In Maciek Jasik’s on-going project, Bypassing the Rational, washes of color bleed from soft coral to fuchsia and aquamarine in a painterly approach to the photographic image. I can’t help but let my mind wander when looking at these works; I’m free to make associative correlations, not necessarily photographic in nature, but instead the color field paintings of Mark Rothko or the light installations of James Turrell. Both consider color simple at first glance yet infinitely more complex the longer you look.
Instead of allowing my eyes to fall out of focus with the camera’s lens, I act against my inclinations and focus the gauzy shapes within the frame into rendered arms, legs, hands and feet. What emerges from his diffuse forms transform into figures in some unnamed ethereal bath. Jasik’s subjects, many of which are dancers, appear to drift into being. They are, if anything, not rendered by their specificity, but instead by some universal essence; a gesture of humanness. They are, after all, just bodies in motion not unlike the ancient Greek, Venus de Milo chiseled in stone. But unlike the anatomical accuracy of Greco-Roman sculpture, which emulates a nearly scientific likeness to the human form, Bypassing the Rational, loosens its grip on such distinctions.

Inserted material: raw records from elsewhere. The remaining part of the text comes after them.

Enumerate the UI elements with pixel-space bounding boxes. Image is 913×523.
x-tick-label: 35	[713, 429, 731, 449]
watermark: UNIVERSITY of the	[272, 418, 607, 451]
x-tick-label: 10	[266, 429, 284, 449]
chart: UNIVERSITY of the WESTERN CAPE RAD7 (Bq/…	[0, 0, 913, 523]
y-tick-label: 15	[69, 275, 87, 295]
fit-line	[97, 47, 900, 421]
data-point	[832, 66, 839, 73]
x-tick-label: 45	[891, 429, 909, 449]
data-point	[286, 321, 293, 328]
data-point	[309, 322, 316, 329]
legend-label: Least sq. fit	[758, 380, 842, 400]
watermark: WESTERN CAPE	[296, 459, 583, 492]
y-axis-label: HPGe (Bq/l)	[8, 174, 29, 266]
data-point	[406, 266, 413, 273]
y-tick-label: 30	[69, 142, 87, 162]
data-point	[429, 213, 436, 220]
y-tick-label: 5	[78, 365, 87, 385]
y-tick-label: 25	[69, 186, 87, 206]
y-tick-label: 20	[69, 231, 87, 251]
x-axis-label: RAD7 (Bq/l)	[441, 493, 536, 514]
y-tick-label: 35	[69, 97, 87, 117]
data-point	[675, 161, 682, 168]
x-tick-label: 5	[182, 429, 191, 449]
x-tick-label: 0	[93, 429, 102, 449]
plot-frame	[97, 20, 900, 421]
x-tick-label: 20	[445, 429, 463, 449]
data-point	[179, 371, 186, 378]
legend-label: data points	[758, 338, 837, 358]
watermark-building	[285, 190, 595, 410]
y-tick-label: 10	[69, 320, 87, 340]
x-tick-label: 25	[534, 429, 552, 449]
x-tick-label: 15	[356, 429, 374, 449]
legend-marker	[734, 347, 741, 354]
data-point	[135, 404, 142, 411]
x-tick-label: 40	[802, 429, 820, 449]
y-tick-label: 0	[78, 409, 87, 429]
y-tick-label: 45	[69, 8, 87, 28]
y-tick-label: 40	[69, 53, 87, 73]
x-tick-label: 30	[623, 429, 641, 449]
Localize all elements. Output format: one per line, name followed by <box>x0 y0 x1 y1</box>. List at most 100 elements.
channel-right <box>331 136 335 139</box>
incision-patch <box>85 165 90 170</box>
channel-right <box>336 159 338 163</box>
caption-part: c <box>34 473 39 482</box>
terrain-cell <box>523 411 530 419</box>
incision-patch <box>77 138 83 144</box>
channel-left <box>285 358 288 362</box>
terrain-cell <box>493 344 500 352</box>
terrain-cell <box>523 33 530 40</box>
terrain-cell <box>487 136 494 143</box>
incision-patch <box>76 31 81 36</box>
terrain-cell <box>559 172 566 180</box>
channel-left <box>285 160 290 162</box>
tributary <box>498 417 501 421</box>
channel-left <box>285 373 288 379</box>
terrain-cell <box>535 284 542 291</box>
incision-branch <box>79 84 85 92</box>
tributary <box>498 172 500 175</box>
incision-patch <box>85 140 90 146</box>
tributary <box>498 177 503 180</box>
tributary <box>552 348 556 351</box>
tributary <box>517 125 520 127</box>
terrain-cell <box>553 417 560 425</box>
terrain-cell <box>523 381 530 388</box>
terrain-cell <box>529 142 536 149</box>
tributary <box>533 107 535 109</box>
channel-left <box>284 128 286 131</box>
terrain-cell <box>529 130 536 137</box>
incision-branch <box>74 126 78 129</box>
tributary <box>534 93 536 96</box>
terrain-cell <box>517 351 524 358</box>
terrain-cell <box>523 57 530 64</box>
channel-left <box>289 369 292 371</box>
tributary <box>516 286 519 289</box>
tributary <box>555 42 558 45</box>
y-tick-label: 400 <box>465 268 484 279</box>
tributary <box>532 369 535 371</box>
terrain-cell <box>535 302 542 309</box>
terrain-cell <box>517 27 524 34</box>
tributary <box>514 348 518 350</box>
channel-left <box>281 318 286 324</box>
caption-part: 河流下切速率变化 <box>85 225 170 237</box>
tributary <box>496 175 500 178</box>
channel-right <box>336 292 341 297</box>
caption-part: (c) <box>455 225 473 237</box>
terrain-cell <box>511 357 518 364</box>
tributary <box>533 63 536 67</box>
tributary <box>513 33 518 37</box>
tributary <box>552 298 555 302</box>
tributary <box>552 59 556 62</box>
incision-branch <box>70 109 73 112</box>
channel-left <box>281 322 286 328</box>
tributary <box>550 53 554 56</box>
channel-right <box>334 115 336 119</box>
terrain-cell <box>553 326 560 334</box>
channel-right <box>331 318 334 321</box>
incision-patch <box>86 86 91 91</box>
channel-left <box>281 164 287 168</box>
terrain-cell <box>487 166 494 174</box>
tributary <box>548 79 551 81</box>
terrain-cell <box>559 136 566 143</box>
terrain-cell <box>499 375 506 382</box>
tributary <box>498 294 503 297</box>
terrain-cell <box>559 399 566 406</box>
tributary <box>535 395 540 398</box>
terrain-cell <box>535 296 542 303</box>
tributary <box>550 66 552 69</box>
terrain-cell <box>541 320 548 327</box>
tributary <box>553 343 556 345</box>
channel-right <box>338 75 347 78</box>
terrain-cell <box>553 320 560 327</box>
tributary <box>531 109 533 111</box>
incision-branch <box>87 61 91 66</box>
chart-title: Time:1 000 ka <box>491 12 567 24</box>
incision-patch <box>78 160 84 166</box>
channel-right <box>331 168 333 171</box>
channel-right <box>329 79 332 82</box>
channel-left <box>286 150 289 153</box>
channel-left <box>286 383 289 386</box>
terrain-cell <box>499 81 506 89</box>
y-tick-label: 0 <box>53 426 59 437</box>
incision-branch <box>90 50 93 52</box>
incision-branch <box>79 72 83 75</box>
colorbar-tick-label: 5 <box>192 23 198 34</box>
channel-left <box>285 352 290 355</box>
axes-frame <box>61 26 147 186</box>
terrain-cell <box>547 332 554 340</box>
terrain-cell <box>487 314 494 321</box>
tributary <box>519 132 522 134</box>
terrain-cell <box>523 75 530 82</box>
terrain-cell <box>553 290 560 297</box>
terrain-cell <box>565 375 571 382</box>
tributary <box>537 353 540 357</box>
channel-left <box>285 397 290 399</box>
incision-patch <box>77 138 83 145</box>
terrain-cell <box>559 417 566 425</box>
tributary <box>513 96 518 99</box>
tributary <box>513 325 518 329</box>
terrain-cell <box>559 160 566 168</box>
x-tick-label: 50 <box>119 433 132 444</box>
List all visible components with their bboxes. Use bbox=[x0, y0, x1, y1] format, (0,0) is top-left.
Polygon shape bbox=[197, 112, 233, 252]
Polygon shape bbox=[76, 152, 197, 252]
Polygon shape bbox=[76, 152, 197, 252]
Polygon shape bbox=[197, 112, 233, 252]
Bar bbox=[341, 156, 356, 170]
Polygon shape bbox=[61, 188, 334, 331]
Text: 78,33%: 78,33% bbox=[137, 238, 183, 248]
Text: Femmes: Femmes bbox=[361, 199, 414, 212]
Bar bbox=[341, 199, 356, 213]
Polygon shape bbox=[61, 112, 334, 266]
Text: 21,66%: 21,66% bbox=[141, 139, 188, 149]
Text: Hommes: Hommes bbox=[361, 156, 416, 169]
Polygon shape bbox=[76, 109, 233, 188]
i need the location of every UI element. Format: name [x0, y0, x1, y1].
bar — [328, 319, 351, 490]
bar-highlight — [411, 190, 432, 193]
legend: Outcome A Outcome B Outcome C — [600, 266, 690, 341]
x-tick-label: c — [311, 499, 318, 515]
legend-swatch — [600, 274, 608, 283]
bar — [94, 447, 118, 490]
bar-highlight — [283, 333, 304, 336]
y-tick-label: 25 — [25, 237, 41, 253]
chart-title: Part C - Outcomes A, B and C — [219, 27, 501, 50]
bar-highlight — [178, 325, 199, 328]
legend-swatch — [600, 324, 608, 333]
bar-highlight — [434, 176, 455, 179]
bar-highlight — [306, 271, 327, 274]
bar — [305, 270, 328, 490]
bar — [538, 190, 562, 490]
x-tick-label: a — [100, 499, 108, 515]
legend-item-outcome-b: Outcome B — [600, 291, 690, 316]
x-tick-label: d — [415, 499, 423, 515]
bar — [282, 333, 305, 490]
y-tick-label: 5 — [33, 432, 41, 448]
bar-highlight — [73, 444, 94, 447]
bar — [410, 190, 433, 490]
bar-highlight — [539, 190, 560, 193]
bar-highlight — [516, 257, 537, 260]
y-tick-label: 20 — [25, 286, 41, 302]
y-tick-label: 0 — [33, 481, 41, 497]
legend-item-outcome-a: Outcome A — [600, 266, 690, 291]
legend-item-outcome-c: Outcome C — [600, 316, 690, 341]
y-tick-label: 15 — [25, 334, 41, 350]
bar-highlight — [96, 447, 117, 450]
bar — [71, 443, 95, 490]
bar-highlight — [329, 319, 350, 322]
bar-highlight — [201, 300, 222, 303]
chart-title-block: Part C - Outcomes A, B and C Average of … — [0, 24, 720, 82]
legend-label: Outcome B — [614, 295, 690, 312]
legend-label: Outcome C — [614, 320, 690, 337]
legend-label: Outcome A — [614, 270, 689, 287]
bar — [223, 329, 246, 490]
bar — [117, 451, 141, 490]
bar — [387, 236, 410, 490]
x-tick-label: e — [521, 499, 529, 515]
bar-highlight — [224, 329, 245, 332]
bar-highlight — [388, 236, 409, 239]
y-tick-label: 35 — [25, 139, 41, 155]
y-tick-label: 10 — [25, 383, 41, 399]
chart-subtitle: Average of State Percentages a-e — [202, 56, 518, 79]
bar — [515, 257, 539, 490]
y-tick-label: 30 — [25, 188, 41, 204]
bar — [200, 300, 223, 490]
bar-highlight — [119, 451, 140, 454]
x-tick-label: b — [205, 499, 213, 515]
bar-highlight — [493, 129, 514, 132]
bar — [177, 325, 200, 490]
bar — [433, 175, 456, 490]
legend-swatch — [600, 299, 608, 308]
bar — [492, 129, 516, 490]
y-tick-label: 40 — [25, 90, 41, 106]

It’s easy to suggest that his work sits in the gestalt of a larger conversation within art, not just the photographic medium and the photographers thinking about and contending with abstraction. So it came as no surprise to me when I learned that Jasik is influenced primarily by painters from Francis Bacon to Picasso.
Respectively, Bacon encapsulates motion with violent, elongated brush strokes; and Picasso, intentionally distorts perception by compressing multiple “views” within a single painting, as a way of presenting every angle simultaneously. Jasik, too, has a tactic: a waxy substance is warmed and smeared over the lens to force the viewer’s eyes away from what is being photographed, and instead guiding them toward thinking about how we are seeing.
In ‘The Edge of Vision: The Rise of Abstraction in Photography’, Lyle Rexer suggests that, “we feel throughout the history of photography a chafing at its limited, an impatience with the mere visuality, and a wish for some more intimate expression of the world’s relation—but one somehow made available through the eyes.” Which I take to mean, that the evidentiary thrust of the photographic can have its shortcomings too. There is, at times, something to be desired when it comes to getting at the essence of a deeper emotional and psychological meaning within the confides of an undistorted image.
When the photograph divests from the pictorial, wholly refusing the clarity that contemporary photographic mechanisms allow for, there’s room to subvert the making of one’s own perception of the world around them.